Istilah pemakzulan relatif baru dikenal luas di Indonesia setelah perubahan
kedua Undang-Undang Dasar 1945 sebagai padanan istilah pemecatan atau
pemberhentian seseorang dari jabatannya. Pemakzulan (Impeachment) adalah proses
pemecatan, penyingkiran atau penurunan seorang persiden atau pejabat negara dari
tahta atau jabatannya karena melakukan pelanggaran hukum maupun karena tidak
lagi memenuhi syarat sebagai pejabat negara.5
Di era demokrasi sekarang ini banyak kepala daerah atau pejabat negara
dimakzulkan dari jabatannya, dikarenakan kepala daerah tersebut terkena kasus
korupsi, melanggar sumpah jabatan, melanggar larangan kepala daerah yang
sebagaimana sudah diatur dalam undang-undang dan menyalahgunakan wewenag
sebagai kepala daerah.
Bupati sebagai salah seorang pejabat negara seharusnya mampu menjadi
tauladan dalam menegakkan seluruh peraturan perundang-undangan dalam setiap
perilaku kehidupannya. Dengan kata lain tidak seharusnya seorang kepala daerah
yang merupakan pejabat negara berperilaku seperti itu.
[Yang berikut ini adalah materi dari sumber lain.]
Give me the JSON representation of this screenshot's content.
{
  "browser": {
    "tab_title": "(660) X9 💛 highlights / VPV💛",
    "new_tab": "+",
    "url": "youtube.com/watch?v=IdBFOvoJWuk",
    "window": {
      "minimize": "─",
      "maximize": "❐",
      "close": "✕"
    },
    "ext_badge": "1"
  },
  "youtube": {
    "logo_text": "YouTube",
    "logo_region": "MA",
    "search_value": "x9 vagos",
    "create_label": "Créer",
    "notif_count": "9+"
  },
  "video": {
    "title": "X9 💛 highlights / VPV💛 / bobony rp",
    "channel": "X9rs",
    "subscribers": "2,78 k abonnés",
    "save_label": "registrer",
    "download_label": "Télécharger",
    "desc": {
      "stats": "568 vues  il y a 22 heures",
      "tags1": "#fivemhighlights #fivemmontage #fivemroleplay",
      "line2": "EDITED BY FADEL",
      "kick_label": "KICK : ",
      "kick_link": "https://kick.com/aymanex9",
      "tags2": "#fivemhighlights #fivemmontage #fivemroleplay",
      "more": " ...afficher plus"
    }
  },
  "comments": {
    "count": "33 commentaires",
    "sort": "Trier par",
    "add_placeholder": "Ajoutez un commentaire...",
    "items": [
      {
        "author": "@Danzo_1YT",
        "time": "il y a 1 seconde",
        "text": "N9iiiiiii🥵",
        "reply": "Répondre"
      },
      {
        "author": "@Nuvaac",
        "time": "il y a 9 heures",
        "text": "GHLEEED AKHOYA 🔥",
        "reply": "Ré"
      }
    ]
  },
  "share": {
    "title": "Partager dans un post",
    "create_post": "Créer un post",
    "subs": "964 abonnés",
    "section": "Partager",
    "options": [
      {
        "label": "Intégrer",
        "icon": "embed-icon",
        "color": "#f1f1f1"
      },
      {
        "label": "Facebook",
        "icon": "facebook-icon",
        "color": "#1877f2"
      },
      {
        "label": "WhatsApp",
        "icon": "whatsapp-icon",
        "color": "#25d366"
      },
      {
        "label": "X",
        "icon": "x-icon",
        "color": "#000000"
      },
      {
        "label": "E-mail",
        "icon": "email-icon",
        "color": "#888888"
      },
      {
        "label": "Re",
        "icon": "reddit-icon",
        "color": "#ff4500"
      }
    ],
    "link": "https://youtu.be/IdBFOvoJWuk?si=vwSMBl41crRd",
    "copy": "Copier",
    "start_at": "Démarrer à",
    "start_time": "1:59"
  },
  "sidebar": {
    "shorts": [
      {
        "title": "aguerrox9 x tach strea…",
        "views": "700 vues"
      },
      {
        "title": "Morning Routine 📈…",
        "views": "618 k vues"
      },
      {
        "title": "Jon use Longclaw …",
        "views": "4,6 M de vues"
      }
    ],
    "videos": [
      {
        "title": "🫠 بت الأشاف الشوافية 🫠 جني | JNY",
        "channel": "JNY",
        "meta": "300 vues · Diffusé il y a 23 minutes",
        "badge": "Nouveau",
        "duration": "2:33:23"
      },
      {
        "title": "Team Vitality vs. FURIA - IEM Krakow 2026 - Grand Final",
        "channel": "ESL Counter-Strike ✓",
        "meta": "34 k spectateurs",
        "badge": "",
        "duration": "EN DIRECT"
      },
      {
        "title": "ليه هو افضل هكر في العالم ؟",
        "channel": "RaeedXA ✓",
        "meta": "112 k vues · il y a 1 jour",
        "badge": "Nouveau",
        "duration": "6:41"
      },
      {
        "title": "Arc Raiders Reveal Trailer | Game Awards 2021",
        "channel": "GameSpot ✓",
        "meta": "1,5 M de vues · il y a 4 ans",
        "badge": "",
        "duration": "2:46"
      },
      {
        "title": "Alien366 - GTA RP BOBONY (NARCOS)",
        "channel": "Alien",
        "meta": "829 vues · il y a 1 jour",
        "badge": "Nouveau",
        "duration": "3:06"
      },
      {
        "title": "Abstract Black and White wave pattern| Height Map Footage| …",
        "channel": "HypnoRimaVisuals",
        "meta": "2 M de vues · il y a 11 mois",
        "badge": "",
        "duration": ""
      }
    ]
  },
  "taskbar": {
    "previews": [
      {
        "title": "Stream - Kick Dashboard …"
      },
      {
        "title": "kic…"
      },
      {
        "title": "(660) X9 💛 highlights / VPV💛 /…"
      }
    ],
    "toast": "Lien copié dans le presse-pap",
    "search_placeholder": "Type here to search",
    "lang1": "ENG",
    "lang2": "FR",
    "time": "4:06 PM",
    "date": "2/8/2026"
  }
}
Karena tindakan korupsi dan
suap menyuap adalah kejahatan yang sangat membahayakan kepentingan negara dan
masyarakat secara luas bahkan terkait dengan perekonomian negara dan
keberlangsungan kehidupan bangsa dan negara.6
5
Hamdan Zoelva, Impeachment Presiden Alasan Tindak Pidana Pemberhentian Presiden Menurut UUD 1945,( Jakarta: Konstitusi Press, 2014) h. 12-13.
6
Hamdan Zoelva, Impeachment Presiden Alasan Tindak Pidana Pemberhentian Presiden Menurut UUD 1945, h. 24.
4
Dari latar belakang masalah di atas dan juga mengingat hingga kini belum ada
satu pun skripsi yang membahas tema ini, penulis merasa perlu menyajikan
pembahasannya dalam skripsi ini, dengan judul "Pemakzulan Kepala Daerah Menurut Perspektif Fiqih Siyasah Dan Hukum Positif (Studi Kasus Pemberhentian Bupati Bogor Rahmat Yasin)".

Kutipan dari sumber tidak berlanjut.